«Un’opera letteraria diviene immortale quando – con l’oggetto del suo scandaglio – trascende il tempo e lo spazio che sono testimoni della sua genesi per ascriversi nella storia “senza tempo” dell’anima del mondo». Perentorio l’esordio di Demetrio Nunnari nel saggio Dalla parte del bene e del male. Note a margine di una lettura (Enter Edizioni, 2012, pp. 76). E l’oggetto di quello scandaglio (… istanza immortale dello spirito) è il conflitto tra il  e l’altro.

In un libercolo agile e snello, e con un linguaggio limpido ed accessibile, critica e letteratura comparata focalizzano il tema da due diversi piani prospettici: la visione “simbolica” superficiale di R.L. Stevenson e quella “diabolica” di J. Conrad; poiché, chiosa l’Autore, «il “simbolo” è contrario del “diavolo”».

Tuttavia, il testo (con il suo ambizioso proposito) non è autocratico; non impone un suo disegno critico ma lascia – anzi – al lettore ampi margini per una elaborazione personale. In quarta di copertina, difatti, Nunnari sottolinea come si viva, oggi, un “eccesso di ermeneutica” e come, a poco a poco, il fruitore finisca con l’essere quasi escluso dalla comunicazione letteraria e privato di quel “privilegio di pensiero” che da sempre gli spetta. Ecco il “perché” di queste brevi ma intense Note a margine di una lettura: tentativo di resa di quella libertà di espressione che è fondamento di ogni tradizione culturale autenticamente “democratica”. Così, tra i due celeberrimi lavori presi in esame (Lo strano caso del Dr. Jekyll e del Sig. Hyde di Stevenson e Il compagno segreto di Conrad) gli spunti di analisi sono molti: Freud, la poetica di Dostoevskij, la morale di Nietzsche per citarne solo alcuni. Un saggio gradevole e avvincente tutto all’insegna della semiosi “illimitata”.

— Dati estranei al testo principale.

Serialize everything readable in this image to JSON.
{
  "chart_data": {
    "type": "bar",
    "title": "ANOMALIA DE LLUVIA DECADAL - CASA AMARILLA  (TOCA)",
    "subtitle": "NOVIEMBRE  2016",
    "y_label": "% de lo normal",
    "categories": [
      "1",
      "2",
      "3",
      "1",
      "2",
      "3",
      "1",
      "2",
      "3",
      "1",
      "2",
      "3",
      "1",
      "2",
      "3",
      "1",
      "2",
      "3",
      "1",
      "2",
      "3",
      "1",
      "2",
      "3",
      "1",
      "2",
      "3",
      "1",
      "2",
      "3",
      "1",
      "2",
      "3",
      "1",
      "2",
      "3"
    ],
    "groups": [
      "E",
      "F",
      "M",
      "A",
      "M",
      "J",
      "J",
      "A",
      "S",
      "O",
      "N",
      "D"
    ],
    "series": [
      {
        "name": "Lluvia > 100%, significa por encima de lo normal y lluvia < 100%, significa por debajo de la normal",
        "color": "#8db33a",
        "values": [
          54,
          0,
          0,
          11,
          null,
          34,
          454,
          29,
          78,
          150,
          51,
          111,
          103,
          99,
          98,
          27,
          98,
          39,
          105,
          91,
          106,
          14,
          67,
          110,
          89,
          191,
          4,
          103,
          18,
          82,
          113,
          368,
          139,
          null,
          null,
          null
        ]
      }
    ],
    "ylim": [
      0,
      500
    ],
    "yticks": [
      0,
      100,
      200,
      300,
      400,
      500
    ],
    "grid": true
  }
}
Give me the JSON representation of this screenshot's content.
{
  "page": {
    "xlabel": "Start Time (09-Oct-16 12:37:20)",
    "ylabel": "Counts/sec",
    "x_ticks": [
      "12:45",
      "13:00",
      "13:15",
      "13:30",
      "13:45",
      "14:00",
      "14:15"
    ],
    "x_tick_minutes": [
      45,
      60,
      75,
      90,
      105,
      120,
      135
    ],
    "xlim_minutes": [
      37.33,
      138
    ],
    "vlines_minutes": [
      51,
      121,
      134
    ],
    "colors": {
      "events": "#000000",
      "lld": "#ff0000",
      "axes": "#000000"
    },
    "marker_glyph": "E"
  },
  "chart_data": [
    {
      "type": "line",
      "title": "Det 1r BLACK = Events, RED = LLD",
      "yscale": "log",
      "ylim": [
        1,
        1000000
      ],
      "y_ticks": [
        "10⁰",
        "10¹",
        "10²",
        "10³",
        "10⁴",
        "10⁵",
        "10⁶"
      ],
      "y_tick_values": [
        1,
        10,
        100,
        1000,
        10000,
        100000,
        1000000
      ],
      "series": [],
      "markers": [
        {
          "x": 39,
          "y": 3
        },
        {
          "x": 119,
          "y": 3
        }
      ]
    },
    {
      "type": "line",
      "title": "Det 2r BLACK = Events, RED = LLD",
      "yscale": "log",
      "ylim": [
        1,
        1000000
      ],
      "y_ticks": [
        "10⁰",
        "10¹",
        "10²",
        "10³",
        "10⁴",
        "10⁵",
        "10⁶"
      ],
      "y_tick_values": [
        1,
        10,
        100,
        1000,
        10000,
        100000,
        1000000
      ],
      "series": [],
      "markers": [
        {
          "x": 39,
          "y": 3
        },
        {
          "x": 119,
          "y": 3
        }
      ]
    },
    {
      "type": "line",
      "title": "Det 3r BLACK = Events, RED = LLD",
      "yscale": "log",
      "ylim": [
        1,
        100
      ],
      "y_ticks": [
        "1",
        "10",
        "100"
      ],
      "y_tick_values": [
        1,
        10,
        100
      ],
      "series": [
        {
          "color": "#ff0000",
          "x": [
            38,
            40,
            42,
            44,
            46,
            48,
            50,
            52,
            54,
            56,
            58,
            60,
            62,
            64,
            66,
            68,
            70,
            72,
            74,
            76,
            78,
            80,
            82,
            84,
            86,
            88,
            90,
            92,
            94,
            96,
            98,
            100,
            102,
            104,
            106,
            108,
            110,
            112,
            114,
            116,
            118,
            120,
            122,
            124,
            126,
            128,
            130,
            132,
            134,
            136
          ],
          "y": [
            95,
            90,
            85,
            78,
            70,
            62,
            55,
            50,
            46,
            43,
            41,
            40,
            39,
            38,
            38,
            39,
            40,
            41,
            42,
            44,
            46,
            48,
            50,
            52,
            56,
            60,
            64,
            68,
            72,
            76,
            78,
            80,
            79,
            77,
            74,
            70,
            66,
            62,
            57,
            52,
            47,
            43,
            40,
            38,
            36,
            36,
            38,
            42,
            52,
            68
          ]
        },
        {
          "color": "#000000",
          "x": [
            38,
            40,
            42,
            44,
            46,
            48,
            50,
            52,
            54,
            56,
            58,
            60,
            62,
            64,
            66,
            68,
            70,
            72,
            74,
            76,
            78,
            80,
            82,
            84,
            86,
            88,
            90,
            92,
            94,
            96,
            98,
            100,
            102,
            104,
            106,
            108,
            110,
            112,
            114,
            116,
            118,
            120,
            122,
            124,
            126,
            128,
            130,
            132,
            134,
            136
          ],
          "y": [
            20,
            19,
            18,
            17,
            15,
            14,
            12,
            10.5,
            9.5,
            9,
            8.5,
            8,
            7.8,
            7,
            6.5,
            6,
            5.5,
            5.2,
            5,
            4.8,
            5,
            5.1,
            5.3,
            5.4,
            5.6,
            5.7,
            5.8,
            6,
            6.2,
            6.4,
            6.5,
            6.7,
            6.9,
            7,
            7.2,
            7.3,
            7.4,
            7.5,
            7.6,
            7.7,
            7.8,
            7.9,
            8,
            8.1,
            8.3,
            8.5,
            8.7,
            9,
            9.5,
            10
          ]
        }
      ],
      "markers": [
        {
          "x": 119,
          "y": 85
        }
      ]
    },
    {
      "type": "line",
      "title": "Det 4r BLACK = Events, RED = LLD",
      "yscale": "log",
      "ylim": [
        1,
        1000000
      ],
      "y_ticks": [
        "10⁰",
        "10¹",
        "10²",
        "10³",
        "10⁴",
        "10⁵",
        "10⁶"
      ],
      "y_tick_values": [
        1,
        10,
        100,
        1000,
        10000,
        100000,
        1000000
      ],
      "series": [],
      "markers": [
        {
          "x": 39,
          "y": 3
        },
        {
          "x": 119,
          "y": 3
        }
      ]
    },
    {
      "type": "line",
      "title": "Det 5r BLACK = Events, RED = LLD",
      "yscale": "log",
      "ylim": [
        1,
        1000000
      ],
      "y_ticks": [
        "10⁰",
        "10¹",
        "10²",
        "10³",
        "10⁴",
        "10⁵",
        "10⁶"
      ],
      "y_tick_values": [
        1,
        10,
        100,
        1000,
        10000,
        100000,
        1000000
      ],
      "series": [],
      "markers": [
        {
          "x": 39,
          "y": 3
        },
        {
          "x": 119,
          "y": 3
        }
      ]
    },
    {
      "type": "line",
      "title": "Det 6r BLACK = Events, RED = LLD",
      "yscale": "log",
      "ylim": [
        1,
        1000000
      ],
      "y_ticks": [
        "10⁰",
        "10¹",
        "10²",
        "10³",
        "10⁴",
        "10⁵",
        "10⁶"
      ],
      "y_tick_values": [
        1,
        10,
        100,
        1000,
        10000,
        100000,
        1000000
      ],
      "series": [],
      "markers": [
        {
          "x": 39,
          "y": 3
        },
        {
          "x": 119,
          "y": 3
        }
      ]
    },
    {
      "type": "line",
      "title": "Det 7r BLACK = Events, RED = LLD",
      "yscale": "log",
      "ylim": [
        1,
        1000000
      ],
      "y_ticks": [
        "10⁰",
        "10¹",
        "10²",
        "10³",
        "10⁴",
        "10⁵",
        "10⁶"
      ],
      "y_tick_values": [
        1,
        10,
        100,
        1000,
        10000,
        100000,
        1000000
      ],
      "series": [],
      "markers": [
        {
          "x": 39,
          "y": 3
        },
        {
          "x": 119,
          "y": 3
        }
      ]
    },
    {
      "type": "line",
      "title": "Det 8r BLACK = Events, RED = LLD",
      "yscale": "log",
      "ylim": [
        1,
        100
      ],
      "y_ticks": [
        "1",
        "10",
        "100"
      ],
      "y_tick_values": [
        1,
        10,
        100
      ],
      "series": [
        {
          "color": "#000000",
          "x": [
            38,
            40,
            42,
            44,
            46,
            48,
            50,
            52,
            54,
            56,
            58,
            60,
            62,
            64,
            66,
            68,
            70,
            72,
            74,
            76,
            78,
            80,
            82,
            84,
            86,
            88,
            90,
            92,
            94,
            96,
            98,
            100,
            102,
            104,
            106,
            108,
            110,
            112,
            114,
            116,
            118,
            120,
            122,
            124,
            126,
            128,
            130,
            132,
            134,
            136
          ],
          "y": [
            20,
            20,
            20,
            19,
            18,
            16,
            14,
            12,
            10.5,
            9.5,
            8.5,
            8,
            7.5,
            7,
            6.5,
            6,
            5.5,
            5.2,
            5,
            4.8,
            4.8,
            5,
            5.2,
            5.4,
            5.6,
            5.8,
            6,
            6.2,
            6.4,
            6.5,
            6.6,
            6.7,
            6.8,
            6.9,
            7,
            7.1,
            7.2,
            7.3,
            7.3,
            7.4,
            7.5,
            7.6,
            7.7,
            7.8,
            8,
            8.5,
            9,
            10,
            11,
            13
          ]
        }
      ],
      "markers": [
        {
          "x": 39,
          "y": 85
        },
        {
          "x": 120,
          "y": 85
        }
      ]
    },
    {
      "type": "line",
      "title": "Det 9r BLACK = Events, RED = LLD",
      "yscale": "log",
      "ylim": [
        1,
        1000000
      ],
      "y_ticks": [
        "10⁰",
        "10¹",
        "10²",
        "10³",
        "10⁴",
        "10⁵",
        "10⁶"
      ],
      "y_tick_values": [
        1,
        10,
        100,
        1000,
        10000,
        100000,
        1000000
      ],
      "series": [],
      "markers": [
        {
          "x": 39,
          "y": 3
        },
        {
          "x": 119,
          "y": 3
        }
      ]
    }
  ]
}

Demetrio Nunnari, già docente presso l’Università della Terza Età di Messina, è oggi pianista, critico musicale, letterario e saggista. Fra le numerose attestazioni di merito avute per il suo operato in campo culturale sono il “Premio Internazionale Calabria” di Letteratura, Giornalismo e Scienze (2000) e il Diplôme de Mérite del prestigioso “Tournoi International de Musique” (critica musicale, 2004) diretto dal M.ro Filippo Michelangeli. Primo in Italia, traduce dal russo e pubblica nel 2003 un racconto, sino ad allora inedito, di M.E. Saltykov-Ščedrin. È docente di Lingua Straniera dal 2002.